One was the murder of a young woman on Oct. 4, 1991. "Donna Bacot was a young girl killed in the Esquire Inn on Dickerson Road. It's no longer there. She was found in room No. 23, naked with ligature around her neck. It really stayed with me. I worked on it for a year.

"There was blood and a fingerprint that I felt belonged to the suspect. But back in those days we didn't have the systems we have now. I called other cities to see if they had anything similar, and I located one in Cincinnati. The detective there sent me his crime-scene pictures, I sent him mine. He had DNA on his crime scene, I had blood on mine and it was a match. We felt like he was from Texas because of the way he filled out motel receipts. I sent the print to Dallas and 45 minutes later they called back with a match. Michael Magliolo.

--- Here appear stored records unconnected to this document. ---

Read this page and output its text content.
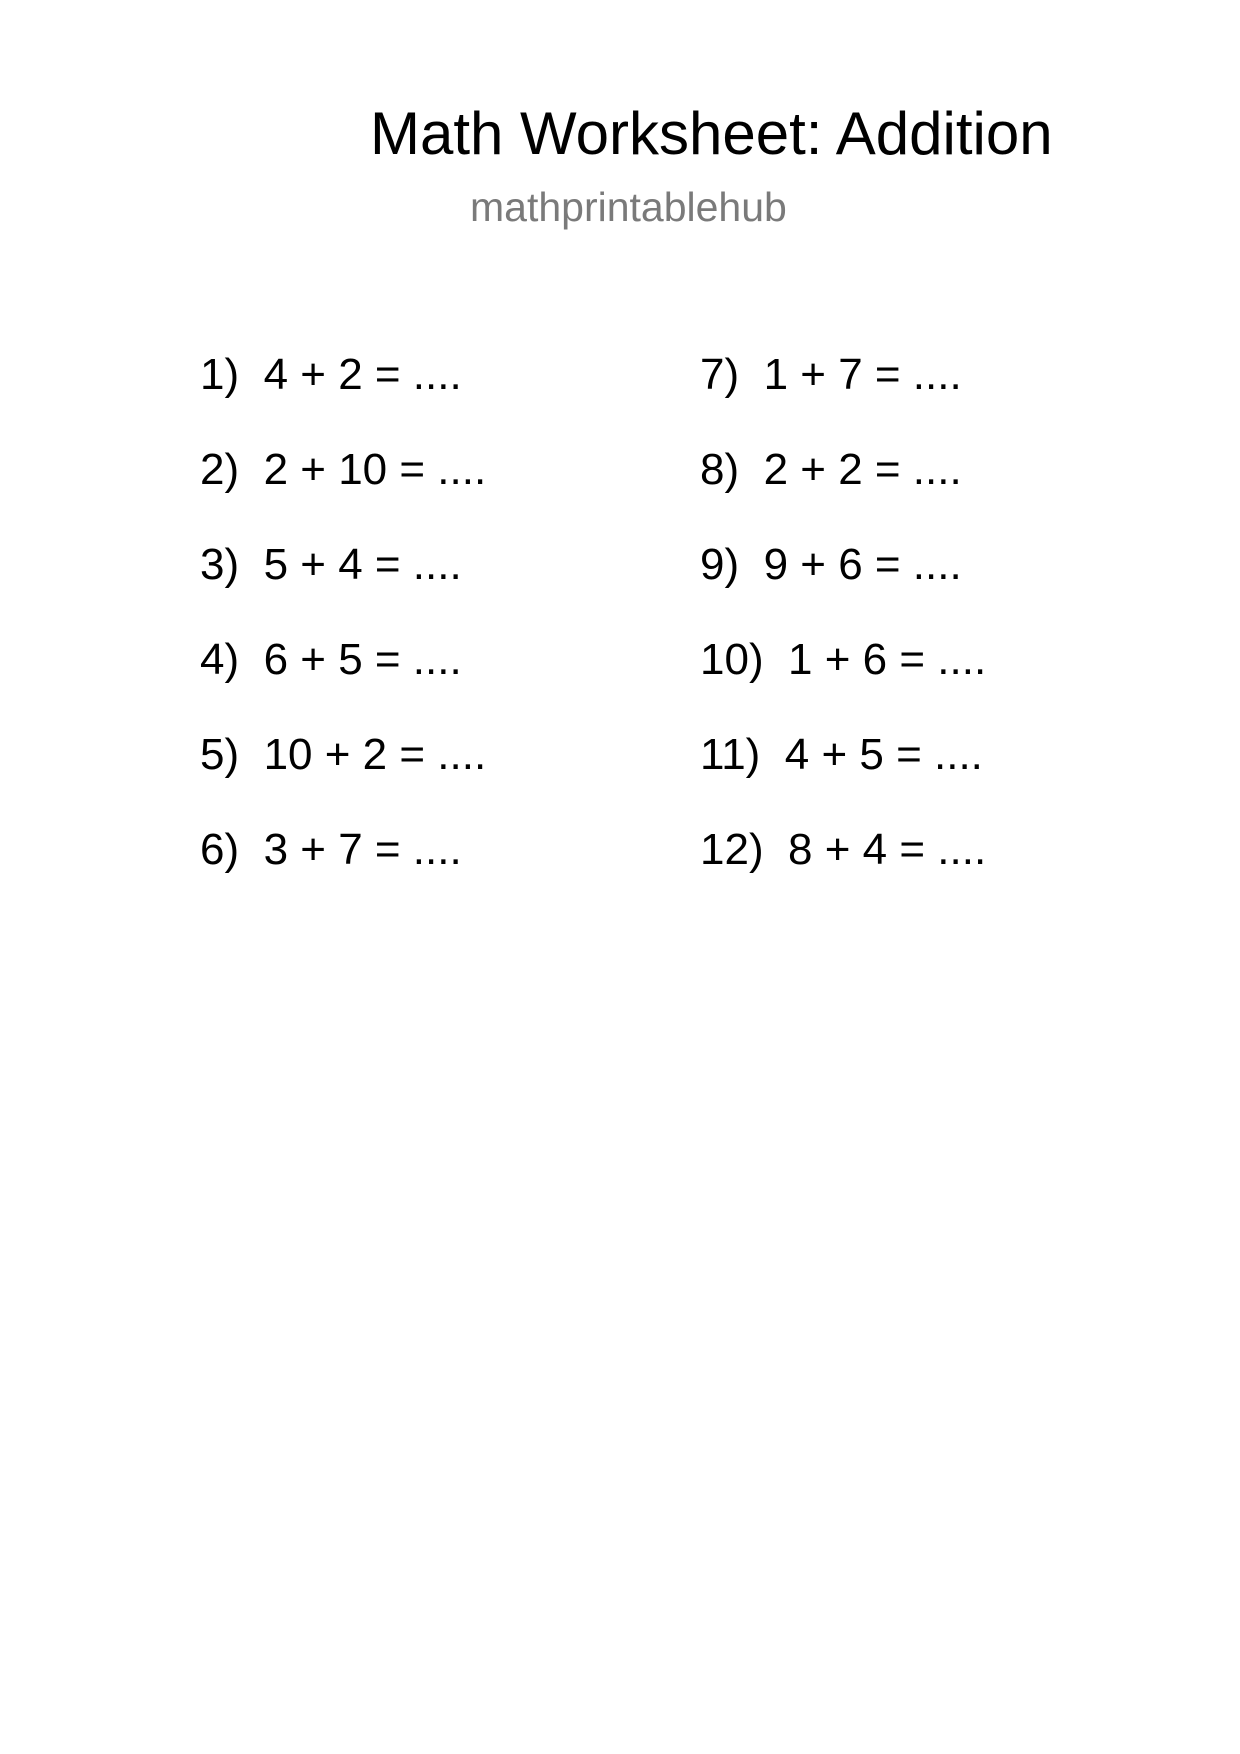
Math Worksheet: Addition
mathprintablehub
1) 4 + 2 = ....
2) 2 + 10 = ....
3) 5 + 4 = ....
4) 6 + 5 = ....
5) 10 + 2 = ....
6) 3 + 7 = ....
7) 1 + 7 = ....
8) 2 + 2 = ....
9) 9 + 6 = ....
10) 1 + 6 = ....
11) 4 + 5 = ....
12) 8 + 4 = ....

"It was an indescribable feeling. The Cincinnati detective and I met in Texas, got with Magliolo and he confessed to three homicides — the Nashville one, the Cincinnati one, and a guy in Hammond, La. That was very satisfying to bring him in, that case.

"Anytime, especially in a cold case, that you're able to go to these people and they realize their past has finally caught up with them, that's great. That's the beauty of a Cold Case Unit — you have these suspects who may think they'll get away with it, but we could be banging on their door at any minute. Hopefully, that gives them a lot of sleepless nights. Hopefully, they're looking over their shoulder all the time."

After taking a few weeks off, Postiglione will take a position — likely investigative in nature — in the DA's office. It's a transition from what he calls the sprint of homicide investigations to a jog. Full retirement, he says, would be unthinkable.

"I could go another 25 years," he says. "There's never a good time to leave Homicide, because there's always another case, there's always another door to knock on, there's always another interview to do. There's never a good time to leave. That's the nature of the business. You solve this case, OK, great. But what about that one?

"That's how Homicide is. It never ends."